Martedì 25 aprile, esce di casa presto. La moglie è in manicomio da qualche giorno. I figli lo accompagnano sul portone, lui li apostrofa agitando la canna: andate a scuola! Sale sul tram, scende dopo una fermata e s’incammina verso la collina. Finisce in un bosco, si apre il ventre e si taglia la gola. Verso sera lo trova una lavandaia che cerca legna.
Lascia tre lettere. Agli editori: “A voi che vi siete arricchiti con la mia pelle mantenendo me e la mia famiglia in una continua semimiseria o anche più, vi chiedo solo che pensiate ai miei funerali. Vi saluto spezzando la penna”. Ai direttori dei quotidiani: “Aprite una sottoscrizione per togliere dalla miseria i miei quattro figli. Con il mio nome dovevo attendermi ben altra fortuna”. Ai figli: “Sono ormai un vinto, la pazzia di vostra madre mi ha spezzato il cuore. Non vi lascio che 150 lire più un credito di 600. Vi bacio con il cuore sanguinante, il vostro disgraziato padre… Ah, vado a morire nella valle di San Martino.

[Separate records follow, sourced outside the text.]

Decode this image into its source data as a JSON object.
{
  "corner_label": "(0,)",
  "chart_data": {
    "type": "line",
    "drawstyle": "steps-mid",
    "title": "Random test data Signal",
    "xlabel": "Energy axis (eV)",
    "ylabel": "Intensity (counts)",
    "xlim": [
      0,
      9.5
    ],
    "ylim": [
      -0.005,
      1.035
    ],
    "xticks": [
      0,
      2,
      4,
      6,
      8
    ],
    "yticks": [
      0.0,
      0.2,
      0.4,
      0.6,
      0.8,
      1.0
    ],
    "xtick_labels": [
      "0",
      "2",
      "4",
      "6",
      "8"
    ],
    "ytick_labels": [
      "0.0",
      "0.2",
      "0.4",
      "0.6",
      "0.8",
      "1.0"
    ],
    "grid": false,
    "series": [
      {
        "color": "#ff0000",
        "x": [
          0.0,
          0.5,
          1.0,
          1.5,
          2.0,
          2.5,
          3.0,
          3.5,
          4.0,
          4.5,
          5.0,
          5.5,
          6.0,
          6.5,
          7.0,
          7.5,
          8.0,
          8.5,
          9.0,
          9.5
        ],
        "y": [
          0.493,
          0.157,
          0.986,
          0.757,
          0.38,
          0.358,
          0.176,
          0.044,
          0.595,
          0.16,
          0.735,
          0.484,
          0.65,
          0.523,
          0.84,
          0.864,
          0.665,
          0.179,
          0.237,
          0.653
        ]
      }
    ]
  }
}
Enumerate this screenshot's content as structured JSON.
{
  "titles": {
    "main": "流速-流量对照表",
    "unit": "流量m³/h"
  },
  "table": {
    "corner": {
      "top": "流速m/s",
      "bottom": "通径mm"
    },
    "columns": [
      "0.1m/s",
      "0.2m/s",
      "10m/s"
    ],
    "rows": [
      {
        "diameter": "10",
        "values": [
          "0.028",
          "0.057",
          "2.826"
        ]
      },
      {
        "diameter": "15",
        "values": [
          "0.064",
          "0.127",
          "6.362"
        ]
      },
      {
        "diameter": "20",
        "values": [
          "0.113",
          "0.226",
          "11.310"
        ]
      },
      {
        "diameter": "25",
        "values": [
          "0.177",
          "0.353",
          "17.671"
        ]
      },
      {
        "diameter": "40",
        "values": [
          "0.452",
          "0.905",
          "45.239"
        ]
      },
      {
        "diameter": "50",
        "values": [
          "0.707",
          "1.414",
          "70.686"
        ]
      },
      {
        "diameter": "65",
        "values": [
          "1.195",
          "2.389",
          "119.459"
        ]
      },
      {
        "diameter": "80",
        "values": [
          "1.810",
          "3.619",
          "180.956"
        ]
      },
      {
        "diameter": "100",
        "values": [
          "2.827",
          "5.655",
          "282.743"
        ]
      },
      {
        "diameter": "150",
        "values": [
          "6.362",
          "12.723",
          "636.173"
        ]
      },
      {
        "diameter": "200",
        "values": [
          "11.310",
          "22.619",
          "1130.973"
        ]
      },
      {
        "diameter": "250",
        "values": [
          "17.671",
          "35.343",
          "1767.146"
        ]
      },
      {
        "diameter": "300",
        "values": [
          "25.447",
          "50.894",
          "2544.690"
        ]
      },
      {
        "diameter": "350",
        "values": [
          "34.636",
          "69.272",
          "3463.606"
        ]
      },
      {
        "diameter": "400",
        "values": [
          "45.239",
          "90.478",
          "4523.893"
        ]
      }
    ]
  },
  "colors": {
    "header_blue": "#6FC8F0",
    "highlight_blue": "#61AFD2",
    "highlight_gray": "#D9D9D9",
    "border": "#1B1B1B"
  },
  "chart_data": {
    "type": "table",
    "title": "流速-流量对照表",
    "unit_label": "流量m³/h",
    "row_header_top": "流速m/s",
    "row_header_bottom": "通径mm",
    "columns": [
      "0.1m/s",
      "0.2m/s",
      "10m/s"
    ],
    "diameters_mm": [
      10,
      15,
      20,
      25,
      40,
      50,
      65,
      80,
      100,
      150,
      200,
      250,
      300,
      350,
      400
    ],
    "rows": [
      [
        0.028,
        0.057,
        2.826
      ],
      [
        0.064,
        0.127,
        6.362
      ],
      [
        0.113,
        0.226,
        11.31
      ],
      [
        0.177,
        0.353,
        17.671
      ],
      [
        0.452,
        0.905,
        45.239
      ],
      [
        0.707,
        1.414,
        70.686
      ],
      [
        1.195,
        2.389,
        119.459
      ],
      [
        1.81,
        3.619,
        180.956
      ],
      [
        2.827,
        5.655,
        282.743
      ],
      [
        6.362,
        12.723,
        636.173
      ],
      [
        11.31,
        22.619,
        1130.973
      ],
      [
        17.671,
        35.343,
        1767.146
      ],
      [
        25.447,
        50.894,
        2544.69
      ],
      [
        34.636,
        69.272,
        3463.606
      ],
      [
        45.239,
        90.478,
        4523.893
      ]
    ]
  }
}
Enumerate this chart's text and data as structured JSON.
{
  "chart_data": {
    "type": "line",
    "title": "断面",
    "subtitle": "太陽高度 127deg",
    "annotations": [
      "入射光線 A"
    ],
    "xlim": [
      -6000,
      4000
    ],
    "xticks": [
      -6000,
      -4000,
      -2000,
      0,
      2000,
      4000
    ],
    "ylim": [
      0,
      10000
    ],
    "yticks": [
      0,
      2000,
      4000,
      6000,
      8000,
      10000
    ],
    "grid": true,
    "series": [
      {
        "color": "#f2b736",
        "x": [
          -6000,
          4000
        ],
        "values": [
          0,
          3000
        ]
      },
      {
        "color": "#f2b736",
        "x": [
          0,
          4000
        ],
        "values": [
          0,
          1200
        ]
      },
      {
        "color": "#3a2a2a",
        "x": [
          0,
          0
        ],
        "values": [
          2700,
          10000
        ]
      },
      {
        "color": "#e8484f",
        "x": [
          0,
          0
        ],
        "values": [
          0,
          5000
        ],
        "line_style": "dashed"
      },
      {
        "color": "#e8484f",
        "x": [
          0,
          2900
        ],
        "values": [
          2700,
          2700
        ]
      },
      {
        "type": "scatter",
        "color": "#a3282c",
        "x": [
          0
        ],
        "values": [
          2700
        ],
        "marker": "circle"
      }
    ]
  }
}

Si troverà il mio cadavere in uno dei burroncelli che conoscete, perché lì andavamo a fare merenda e a raccogliere i fiori”.
Si era ucciso suo padre, si uccideranno anche due figli. Quattro giorni più tardi apre l’Esposizione Internazionale. Celebra il progresso, la tecnica, il lavoro e cinquant’anni di Italia unita. Salgari, che è sempre stato dalla parte dei sogni, aveva già scritto Le meraviglie del Duemila: un incubo. Anticipa l’inquinamento, il terrorismo, la plastica, la televisione e i ritmi di vita da manicomio. Meglio andarsene con Sandokan, Yanez e il Corsaro Nero.